Quantum corrections in the dynamics of hydrogen molecules at surfaces

Rodríguez-Fernández A, Bonnet L, Crespos C, Larregaray P, and Díez Muiño R.
https://pubs.rsc.org/en/content/articlelanding/2020/cp/d0cp02655g#!divAbstract
Physical Chemistry Chemical Physics 22, 22805 (2020)

Static properties of surfaces are in general well known. Computational resources have become powerful enough to describe them using first principles and there is extensive output extracted from experimental measurements on their electronic, magnetic, and optical properties. Now, the challenge is the atomic- and molecular-level understanding of surface dynamics.

Elementary processes arising in gas/solid interfaces are ever-present in our daily life as well as in many industrial applications. The oxidation and corrosion of surfaces, the catalytic converters used in cars, the surface doping of semiconductors, or the industrial production of most synthetic compounds are all of them relevant examples of the importance of surface physical and chemical processes.

Synergetic advances in theory and molecular beam experiments associated with a tremendous increase of computing power have allowed a detailed understanding of the dynamics of chemical elementary processes.
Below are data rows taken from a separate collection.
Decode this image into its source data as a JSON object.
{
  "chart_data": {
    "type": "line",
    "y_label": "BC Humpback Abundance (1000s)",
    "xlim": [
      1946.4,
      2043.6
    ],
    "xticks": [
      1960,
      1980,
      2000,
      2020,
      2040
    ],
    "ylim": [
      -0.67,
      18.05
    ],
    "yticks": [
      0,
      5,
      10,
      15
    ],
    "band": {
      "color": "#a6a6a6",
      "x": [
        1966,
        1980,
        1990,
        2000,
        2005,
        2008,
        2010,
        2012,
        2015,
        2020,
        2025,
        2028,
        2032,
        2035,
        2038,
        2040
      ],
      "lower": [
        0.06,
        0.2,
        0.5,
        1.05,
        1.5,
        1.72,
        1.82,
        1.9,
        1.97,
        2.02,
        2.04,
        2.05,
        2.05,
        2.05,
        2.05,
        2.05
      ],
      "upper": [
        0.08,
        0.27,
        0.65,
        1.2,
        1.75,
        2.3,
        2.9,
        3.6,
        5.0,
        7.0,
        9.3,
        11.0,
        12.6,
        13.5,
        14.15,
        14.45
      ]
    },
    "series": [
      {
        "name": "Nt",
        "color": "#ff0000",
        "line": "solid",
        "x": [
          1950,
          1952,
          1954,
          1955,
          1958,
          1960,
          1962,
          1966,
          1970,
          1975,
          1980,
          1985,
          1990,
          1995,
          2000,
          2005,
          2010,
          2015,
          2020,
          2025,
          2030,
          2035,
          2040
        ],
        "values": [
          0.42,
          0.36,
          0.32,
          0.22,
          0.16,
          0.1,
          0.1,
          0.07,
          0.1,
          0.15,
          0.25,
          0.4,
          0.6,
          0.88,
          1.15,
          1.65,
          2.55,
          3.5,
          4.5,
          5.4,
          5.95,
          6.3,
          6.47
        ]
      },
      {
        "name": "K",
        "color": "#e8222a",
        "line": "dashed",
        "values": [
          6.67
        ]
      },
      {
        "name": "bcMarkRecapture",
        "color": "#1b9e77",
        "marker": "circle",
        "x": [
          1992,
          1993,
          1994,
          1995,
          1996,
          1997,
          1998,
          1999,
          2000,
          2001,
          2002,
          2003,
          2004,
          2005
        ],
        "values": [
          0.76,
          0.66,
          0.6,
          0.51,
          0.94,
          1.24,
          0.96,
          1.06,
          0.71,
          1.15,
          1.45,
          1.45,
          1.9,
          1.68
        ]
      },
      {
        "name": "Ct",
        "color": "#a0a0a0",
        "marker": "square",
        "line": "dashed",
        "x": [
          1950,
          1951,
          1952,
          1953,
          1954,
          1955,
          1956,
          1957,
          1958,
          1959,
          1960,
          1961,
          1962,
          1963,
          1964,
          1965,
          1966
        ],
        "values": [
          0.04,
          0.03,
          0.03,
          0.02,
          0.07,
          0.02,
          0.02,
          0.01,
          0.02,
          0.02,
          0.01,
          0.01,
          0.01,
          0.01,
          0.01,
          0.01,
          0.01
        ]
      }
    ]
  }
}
For gas phase reactions involving a small number of degrees-of-freedom, quantum dynamics calculations might be now regarded as exact because they generally provide results in excellent agreement with experiments. However, the complexity of surface reaction dynamics prevents an efficient and even effective use of quantum dynamics. A crucial issue is thus to develop accurate semiclassical tools able to make realistic predictions when major quantum effects come into play in the dynamics.

In this work, the authors improve over a classical trajectory method by including quantum corrections. The interaction between the molecules and the surface are described by density functional theory. They assign statistical weights to classical paths on the basis of two semiclassical corrections: Gaussian binning and the adiabaticity correction. This approach was previously applied by them to the heterogeneous gas–surface reaction between H2 in its internal ground state and the Pd(111) surface [Rodríguez-Fernández et al., J. Phys. Chem. Lett., 2019, 10, 7629]. Its predictions of the sticking and state-resolved reflection probabilities were found to be in surprisingly good agreement with those of exact quantum time-dependent calculations where standard quasi-classical trajectory calculations failed. This subsequent work shows that the quality of the calculations is kept when the incident H2 molecules are rotationally excited, a feature extremely difficult to describe accurately.

Figure: Sticking probability for H2 on Pd(111) as a function of the collision energy. Black symbols are purely quantum calculations. Red and green symbols represent quantum-corrected classical calculations.